New York City could be shut down 2 months from now, or it could remain unscathed. My daughter, who is an epidemiologist, was discussing this with my wife and I a few nights ago. She was saying that maybe the silver lining, if there is one in this pandemic is that it is forcing us to simplify many things. Travel is being cut back, which means less fossil fuels messing up the environment. Conferences and conventions are being cancelled. And maybe one of the results of that will be the realization that many of these meetings could occur remotely with digital media. Fewer products are being produced. Have you noticed that you cannot buy hand sanitizer anywhere right now? All the stores are running out because most of it is produced in China and there is very little production occurring in China right now. Apple is running out of iphones to sell and Amazon is having to suspend its one day delivery policy.

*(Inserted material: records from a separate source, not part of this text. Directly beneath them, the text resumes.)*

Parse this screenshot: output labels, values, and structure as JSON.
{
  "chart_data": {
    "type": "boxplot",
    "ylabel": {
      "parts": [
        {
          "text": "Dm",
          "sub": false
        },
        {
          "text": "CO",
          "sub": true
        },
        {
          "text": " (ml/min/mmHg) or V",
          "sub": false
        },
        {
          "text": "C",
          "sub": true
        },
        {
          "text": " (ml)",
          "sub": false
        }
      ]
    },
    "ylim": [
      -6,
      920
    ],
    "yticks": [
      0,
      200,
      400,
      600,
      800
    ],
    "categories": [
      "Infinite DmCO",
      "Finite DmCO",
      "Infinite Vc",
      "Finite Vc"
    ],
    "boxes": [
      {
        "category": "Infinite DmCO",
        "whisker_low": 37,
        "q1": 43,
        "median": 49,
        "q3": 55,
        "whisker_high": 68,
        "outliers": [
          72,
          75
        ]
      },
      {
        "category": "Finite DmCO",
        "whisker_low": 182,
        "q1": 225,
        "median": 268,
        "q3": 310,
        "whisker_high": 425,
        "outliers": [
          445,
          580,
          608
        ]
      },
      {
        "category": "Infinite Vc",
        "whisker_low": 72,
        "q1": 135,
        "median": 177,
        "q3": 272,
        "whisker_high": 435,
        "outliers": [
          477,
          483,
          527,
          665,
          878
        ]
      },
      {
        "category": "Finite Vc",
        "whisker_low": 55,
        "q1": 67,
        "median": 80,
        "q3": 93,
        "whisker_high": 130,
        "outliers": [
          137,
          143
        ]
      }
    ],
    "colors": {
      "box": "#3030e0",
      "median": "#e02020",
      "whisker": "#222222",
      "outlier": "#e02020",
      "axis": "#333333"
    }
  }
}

This may be a good thing and may teach us that we can get along with less, especially at a time when we have lived through the warmest February in history in the city, while the ice caps continue to melt at alarming rates because of what our fossil fuels are emitting into the atmosphere.
In short, these are not simple times. And the world is not a simple place. So when we talk about trying to simplify our lives – which is a noble and necessary goal, we really have to use our best judgment in deciding where to put that effort and be wise enough to know that some things can’t and shouldn’t be simplified – like brain surgery, while others like our political system and viral pandemics are unnecessarily complicated by factors that are largely outside our control, at least in the short term.
Hopefully our spiritual practice can help us to find insight into where we can simplify our lives – for example, as I’ve suggested, in better managing our use of digital media and devices and in lessening the burden of unnecessary possessions – while at the same time helping us to turn our attention to finding solutions to the complex issues of our time that need our attention, but are anything but simple. That, I think, is the challenge that we face.